46% Calon Pembeli Ditolak Bank, Ini Strategi Perumnas

0
649
Reporter: Yehezkiel Sitinjak

Perum Perumnas menyebutkan sebanyak 46% dari pengajuan Kredit Pemilikan Rumah (KPR) Perumnas ditolak oleh perbankan. Pengajuan KPR oleh calon pembeli ditolak karena tidak lolos Sistem Layanan Informasi Keuangan (SLIK) atau dulu dikenal sebagai BI Checking.

Dari banyaknya calon pembeli yang ditolak KPR-nya, Direktur Utama Perumnas Bambang Triwibowo mengakui Perumnas terhambat dalam menjual unit huniannya.

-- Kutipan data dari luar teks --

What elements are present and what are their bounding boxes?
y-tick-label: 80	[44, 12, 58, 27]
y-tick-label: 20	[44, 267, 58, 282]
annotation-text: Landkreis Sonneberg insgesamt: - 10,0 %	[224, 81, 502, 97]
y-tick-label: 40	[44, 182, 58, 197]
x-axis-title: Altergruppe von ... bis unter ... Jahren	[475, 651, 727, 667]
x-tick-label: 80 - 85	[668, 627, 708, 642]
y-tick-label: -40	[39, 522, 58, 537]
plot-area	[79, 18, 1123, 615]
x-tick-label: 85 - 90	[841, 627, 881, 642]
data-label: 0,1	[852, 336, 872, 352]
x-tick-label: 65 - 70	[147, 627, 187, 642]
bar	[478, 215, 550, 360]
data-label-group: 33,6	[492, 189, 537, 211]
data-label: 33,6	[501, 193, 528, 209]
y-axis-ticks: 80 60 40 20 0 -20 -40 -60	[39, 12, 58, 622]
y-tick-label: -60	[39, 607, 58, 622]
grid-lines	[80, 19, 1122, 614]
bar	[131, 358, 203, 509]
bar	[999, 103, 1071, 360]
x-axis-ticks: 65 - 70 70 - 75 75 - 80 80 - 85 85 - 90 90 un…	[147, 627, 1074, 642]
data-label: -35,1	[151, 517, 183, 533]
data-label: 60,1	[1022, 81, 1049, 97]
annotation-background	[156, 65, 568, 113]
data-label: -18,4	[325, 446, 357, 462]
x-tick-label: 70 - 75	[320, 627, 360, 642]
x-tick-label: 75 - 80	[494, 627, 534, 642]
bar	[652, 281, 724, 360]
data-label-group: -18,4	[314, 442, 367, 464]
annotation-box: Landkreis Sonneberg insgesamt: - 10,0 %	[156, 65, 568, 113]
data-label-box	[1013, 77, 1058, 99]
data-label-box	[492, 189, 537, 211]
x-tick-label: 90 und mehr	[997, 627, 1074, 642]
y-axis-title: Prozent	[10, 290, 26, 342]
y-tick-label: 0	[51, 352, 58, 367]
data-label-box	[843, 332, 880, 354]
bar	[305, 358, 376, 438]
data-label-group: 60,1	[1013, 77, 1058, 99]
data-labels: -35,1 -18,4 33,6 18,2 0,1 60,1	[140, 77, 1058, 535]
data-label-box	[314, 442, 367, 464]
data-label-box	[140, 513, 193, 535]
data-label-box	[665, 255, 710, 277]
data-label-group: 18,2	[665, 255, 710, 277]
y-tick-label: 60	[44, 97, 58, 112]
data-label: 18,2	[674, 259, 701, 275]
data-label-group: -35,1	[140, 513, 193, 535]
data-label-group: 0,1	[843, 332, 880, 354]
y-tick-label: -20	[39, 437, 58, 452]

“Yang BI Checking gagal itu 46%, itu sudah pesan ke kami tapi gagal. Padahal rumah sudah dibikin,” katanya.

Dari jumlah pemohon KPR yang ditolak tersebut hampir 70% adalah generasi milenial atau rata-rata berusia di bawah 35 tahun. Direktur Pemasaran Perumnas Anna Kunti Pratiwi mengatakan generasi milenial ini adalah segmen pasar yang paling cocok untuk program subsidi jangka panjang dari Perumnas. Adapun rata-rata tenor cicil minimal 15 hingga 20 tahun.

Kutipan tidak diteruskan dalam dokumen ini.